When you know the probability distribution upto a constant
Rejection sampling is particularly useful if we know a distribution \(h(x)\) only upto an unknown constant, i.e., \(h(x) = K f(x) \implies f(x) = h(x)/K\), where \(f(x)\) can be easily computed.
Such cases are mostly observed in Bayesian inference, where \(K\) is an intractable constant (integral of a certain distribution) and less than 1, therefore, \(f(x) \ge h(x)\) and is an envelope over \(h(x)\).
We can then have \(e(x) = c g(x) \ge f(x)\) and follow similar steps, by sampling from \(g(x)\) and accepting if \(\frac{f(x)}{c g(x)} \ge U\). The constant \(1/K\) cancels out both in the numerator as well as the denominator and we sample exactly from \(f(x)\).

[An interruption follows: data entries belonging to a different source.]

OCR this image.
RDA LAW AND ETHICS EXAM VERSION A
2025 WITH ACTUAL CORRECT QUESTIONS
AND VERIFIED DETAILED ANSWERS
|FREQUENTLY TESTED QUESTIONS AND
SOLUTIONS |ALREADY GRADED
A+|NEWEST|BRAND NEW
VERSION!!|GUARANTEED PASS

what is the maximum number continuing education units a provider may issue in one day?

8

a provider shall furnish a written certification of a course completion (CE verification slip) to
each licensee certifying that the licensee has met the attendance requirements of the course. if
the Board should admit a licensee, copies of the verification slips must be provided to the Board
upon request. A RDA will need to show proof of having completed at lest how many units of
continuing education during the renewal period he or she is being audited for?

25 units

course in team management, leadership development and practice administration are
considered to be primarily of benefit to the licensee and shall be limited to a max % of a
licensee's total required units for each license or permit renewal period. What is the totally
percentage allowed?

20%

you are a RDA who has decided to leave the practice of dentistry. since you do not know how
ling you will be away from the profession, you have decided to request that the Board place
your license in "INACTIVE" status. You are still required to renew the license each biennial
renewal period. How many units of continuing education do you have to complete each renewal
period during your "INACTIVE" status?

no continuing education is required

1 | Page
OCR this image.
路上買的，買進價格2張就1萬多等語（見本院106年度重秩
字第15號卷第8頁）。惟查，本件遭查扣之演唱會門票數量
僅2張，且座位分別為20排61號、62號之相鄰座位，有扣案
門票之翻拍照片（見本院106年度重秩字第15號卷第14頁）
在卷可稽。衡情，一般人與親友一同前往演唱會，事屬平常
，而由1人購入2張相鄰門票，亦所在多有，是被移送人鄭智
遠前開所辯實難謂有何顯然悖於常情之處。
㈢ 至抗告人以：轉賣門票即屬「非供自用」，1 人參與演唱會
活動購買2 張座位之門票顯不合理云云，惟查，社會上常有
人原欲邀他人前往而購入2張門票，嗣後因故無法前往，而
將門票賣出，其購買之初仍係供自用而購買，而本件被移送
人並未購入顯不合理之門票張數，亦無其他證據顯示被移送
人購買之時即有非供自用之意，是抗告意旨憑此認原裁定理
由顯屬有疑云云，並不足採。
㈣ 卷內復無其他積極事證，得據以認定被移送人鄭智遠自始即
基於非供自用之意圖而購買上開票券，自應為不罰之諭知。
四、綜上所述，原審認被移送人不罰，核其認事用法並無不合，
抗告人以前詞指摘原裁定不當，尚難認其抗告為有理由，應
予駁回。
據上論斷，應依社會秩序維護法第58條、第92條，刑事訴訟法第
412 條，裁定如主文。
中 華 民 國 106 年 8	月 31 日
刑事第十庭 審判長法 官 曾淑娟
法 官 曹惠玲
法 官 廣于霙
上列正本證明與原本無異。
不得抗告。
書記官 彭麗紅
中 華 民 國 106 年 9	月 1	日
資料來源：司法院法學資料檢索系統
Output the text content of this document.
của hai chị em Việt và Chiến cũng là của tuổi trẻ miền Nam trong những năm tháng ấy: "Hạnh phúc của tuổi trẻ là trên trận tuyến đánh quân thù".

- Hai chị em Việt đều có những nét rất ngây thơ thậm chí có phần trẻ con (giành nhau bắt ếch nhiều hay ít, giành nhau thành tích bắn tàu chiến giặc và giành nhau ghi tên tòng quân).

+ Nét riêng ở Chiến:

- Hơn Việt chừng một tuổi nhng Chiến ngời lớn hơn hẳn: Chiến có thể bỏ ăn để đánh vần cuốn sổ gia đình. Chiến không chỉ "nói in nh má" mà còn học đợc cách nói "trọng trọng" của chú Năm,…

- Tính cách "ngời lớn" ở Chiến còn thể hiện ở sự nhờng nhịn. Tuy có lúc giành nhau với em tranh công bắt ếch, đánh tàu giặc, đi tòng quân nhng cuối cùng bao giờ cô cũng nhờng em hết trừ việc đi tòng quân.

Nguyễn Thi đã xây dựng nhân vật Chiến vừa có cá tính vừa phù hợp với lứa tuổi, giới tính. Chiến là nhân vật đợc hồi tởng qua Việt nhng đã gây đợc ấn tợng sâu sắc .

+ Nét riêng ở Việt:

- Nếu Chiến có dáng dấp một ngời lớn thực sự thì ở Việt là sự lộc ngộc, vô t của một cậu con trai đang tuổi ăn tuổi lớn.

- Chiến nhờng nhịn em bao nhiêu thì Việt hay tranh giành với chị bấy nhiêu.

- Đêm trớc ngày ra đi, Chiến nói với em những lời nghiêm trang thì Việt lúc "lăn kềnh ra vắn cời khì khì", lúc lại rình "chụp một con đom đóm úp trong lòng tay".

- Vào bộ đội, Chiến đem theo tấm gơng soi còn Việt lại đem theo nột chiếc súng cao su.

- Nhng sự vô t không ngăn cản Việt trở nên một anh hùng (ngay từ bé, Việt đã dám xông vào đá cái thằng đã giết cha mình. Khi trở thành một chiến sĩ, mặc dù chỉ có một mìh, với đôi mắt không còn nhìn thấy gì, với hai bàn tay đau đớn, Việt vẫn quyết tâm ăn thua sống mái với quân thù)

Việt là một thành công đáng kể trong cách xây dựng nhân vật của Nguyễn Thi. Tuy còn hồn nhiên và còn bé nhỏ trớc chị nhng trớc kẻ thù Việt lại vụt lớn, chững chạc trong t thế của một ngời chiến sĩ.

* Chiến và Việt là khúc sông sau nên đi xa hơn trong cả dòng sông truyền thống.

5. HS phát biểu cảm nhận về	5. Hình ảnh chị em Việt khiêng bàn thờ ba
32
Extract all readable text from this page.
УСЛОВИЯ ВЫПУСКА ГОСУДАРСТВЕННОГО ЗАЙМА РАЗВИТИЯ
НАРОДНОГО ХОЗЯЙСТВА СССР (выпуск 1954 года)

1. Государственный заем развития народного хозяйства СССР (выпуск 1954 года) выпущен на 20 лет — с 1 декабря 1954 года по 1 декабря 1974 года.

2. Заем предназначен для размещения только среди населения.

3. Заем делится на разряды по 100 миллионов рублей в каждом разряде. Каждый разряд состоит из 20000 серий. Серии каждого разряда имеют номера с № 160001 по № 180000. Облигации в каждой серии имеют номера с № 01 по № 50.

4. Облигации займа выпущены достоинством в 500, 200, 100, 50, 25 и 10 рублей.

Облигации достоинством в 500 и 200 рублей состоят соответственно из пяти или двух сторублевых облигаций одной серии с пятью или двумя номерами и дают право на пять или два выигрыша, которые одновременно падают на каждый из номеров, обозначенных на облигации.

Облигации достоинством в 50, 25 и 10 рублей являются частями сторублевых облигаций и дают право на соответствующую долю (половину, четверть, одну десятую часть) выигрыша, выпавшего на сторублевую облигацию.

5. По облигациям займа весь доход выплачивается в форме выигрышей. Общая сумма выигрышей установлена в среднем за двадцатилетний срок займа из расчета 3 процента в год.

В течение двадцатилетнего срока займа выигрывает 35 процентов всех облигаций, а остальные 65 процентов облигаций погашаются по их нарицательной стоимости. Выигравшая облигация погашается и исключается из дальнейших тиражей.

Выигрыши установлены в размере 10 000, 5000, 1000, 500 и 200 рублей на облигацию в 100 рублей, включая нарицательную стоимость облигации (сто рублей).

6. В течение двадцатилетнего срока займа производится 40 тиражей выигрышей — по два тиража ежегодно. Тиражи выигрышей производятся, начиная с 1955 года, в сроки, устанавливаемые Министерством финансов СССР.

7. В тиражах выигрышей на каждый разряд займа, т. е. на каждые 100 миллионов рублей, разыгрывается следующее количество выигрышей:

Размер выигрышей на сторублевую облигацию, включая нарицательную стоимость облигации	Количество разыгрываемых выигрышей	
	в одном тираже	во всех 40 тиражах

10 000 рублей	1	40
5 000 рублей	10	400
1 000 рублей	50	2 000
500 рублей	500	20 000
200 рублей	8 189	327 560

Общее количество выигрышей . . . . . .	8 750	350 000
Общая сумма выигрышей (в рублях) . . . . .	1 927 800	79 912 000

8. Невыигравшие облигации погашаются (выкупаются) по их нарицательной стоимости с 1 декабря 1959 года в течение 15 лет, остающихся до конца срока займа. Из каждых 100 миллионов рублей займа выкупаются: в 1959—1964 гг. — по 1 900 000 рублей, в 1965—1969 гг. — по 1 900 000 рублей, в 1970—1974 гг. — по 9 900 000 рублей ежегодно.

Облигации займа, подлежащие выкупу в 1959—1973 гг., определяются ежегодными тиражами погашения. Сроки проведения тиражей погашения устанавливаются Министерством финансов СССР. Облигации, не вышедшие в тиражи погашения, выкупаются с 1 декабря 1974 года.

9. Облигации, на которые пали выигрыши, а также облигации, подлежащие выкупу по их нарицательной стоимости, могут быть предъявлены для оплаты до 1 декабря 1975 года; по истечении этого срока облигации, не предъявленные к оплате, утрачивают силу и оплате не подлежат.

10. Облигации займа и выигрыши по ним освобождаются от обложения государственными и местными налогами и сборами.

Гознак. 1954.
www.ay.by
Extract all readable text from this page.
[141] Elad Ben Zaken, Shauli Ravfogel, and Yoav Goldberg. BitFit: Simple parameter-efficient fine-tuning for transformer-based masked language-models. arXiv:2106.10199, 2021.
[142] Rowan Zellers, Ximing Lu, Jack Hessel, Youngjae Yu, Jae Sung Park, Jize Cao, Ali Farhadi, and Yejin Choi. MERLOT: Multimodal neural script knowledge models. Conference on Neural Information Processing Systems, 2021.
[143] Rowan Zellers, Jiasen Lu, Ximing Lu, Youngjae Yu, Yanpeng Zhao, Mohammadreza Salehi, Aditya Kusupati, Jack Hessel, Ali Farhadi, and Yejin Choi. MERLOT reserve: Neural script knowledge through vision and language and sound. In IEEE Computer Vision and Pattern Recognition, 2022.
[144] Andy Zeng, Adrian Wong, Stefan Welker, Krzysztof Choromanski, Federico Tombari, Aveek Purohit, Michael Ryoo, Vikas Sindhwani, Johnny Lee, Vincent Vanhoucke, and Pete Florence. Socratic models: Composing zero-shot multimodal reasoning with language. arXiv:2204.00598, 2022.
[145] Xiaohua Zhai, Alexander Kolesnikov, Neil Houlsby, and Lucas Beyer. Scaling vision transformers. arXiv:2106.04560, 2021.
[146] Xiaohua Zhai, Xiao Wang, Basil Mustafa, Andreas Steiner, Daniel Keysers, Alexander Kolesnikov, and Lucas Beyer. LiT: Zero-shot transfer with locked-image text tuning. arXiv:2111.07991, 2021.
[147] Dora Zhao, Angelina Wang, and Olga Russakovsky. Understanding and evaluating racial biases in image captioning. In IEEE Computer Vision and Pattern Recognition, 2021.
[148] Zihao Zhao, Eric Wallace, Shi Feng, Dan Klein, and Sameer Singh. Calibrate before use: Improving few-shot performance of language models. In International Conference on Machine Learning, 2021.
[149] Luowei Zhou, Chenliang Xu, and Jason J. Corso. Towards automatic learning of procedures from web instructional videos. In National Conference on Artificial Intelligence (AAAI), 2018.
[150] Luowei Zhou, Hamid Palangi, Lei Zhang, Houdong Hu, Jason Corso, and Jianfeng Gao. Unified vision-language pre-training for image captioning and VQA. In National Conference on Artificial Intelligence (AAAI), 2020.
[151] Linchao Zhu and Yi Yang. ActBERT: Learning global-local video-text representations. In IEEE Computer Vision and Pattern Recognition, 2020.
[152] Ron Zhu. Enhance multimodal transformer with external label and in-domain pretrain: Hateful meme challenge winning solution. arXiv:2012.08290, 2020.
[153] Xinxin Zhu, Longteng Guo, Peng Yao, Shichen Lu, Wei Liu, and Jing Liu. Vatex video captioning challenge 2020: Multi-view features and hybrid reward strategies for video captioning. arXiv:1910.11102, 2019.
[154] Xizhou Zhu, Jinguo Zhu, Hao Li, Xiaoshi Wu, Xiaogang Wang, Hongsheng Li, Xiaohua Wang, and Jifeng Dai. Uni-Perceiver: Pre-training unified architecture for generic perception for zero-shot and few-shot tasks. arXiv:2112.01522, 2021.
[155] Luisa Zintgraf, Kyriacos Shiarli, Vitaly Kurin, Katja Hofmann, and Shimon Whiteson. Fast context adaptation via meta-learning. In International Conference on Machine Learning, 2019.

The acceptance probability, however, changes as
\[\begin{aligned} P(\frac{f(X)}{e(X)} \ge U , X) &= % \sum_X P(\frac{f(X)}{e(X)} \ge U | X) P(X) \\ \mathrm{E}_{X \sim g}\left[P(\frac{f(X)}{e(X)} \ge U | X)\right] \\ &= \mathrm{E}_{X \sim g}\left[\frac{f(X)}{e(X)}\right] \\ &= \mathrm{E}_{X \sim g}\left[\frac{f(X)}{c g(X)}\right] \\ &= \int \frac{f(X)}{c g(x)} g(x) dx \\ &= \int \frac{h(X)/ K}{c g(x)} g(x) dx \\ &= \frac{1}{K c} \end{aligned}\]We, therefore, have more samples rejected. In the above, it is important to note that \(\int f(x) dx \neq 1\) because \(f(x)\) is not a probability distribution, it is a scaled distribution of \(h(x)\), and \(\int f(x) dx = 1\), \(f(x)\) is more of a convinience function that can be computed.